The era of Covid variants described by a series of letters, periods and numbers is coming to an end.

While a Sigma or Upsilon variant might emerge, another XBB.1.5, the main variant in the U.S. right now, won’t.

The World Health Organization announced Thursday that it’s changed how it will classify future descendants of the coronavirus Omicron variant that South African scientists first discovered in fall 2021.

Why it matters: The WHO won’t name new subvariants of Omicron that it doesn’t think pose a significant public health threat, while those that do will get a Greek-letter name.

After the original Alpha variant gave way to Delta and then to Omicron, the virus has stabilized somewhat, and scientists have previously felt that new variants were too similar to the original Omicron, the B.1.1.529 strain, to justify a new Greek-letter name.

The new policy for naming Omicron variants took effect Wednesday.

What’s next: The WHO said the emergence of variants linked to strains that preceded Omicron or of new variants remains possible.

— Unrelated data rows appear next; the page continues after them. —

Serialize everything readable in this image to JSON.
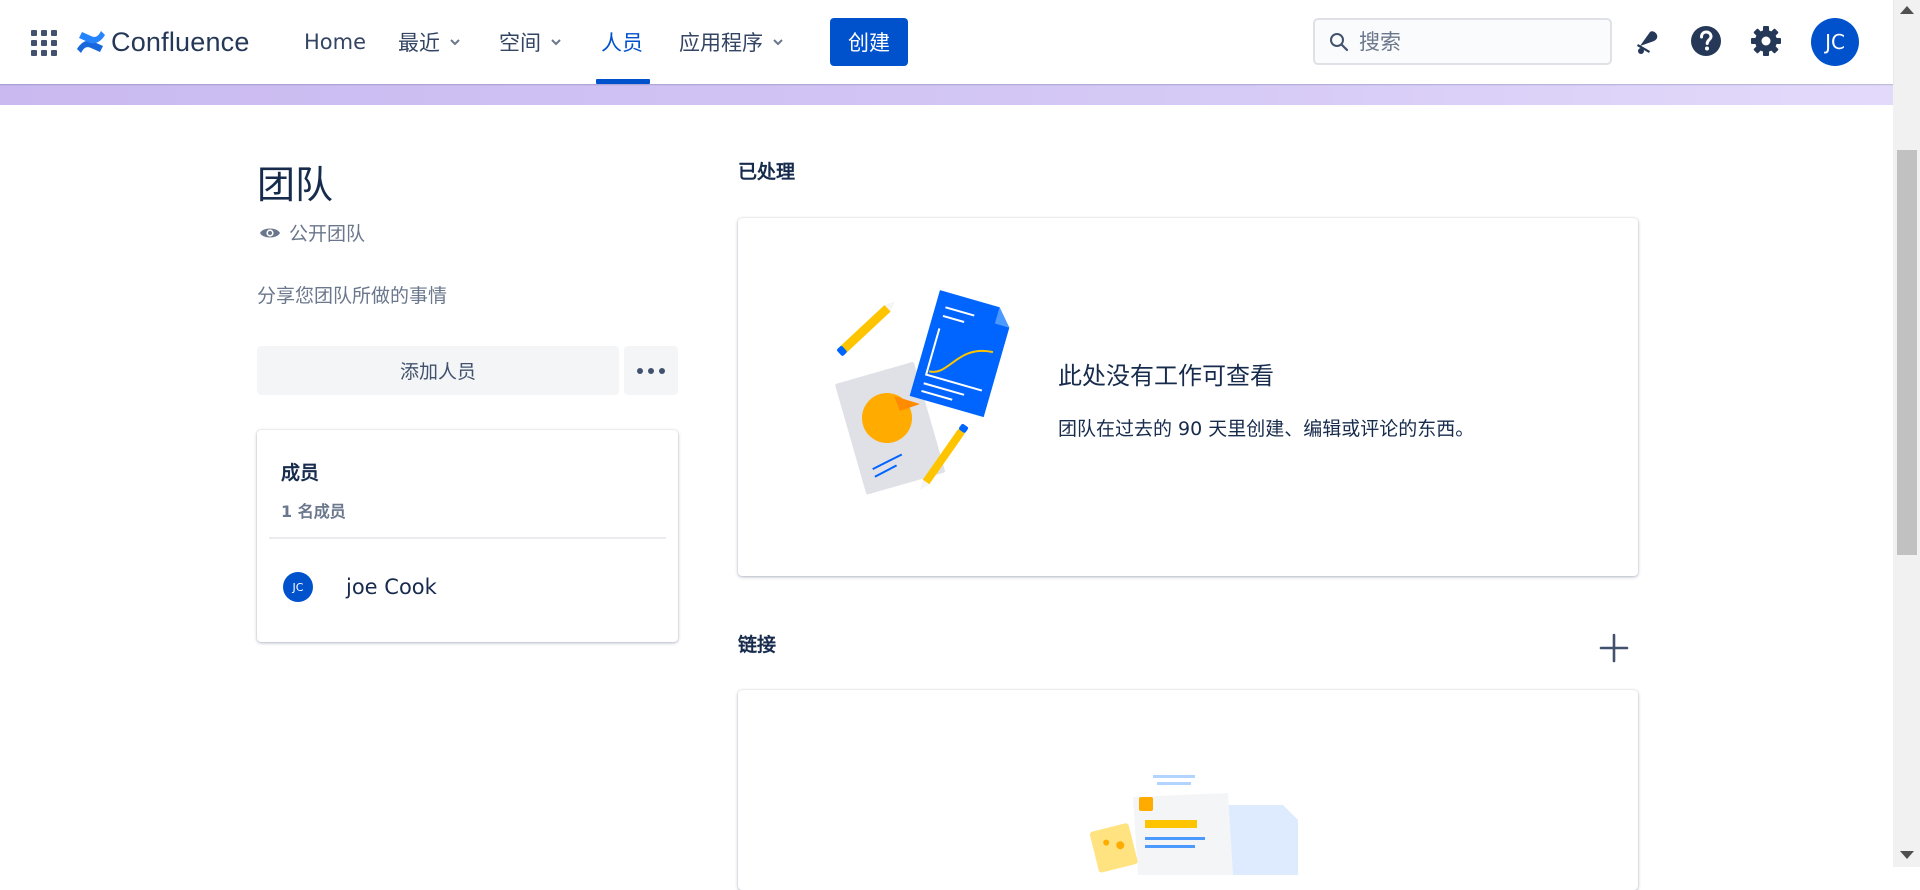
{
  "app": {
    "name": "Confluence",
    "brand_color": "#0052cc"
  },
  "topnav": {
    "home": "Home",
    "recent": "最近",
    "spaces": "空间",
    "people": "人员",
    "apps": "应用程序",
    "create_label": "创建",
    "search_placeholder": "搜索",
    "user_initials": "JC"
  },
  "team": {
    "title": "团队",
    "visibility": "公开团队",
    "description": "分享您团队所做的事情",
    "add_people_label": "添加人员"
  },
  "members": {
    "title": "成员",
    "count_label": "1 名成员",
    "items": [
      {
        "initials": "JC",
        "name": "joe Cook"
      }
    ]
  },
  "work": {
    "section_title": "已处理",
    "empty_title": "此处没有工作可查看",
    "empty_desc": "团队在过去的 90 天里创建、编辑或评论的东西。"
  },
  "links": {
    "section_title": "链接"
  },
  "icons": {
    "app_switcher": "grid-icon",
    "search": "search-icon",
    "notifications": "bell-icon",
    "help": "help-icon",
    "settings": "gear-icon",
    "visibility": "eye-icon",
    "more": "more-icon",
    "add": "plus-icon"
  }
}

It also stressed that the new classification system doesn’t imply that the circulation of Omicron strains no longer poses a public health danger.

But WHO emergencies boss Mike Ryan on Friday said it’s also fair to say Covid’s not as much of a threat as it used to be.

“I think we’re coming to that point where we can look at Covid-19 in the same way we look at seasonal influenza: a threat to health, a virus that will continue to kill, but a virus that is not disrupting our society or disrupting our hospital system,” he said.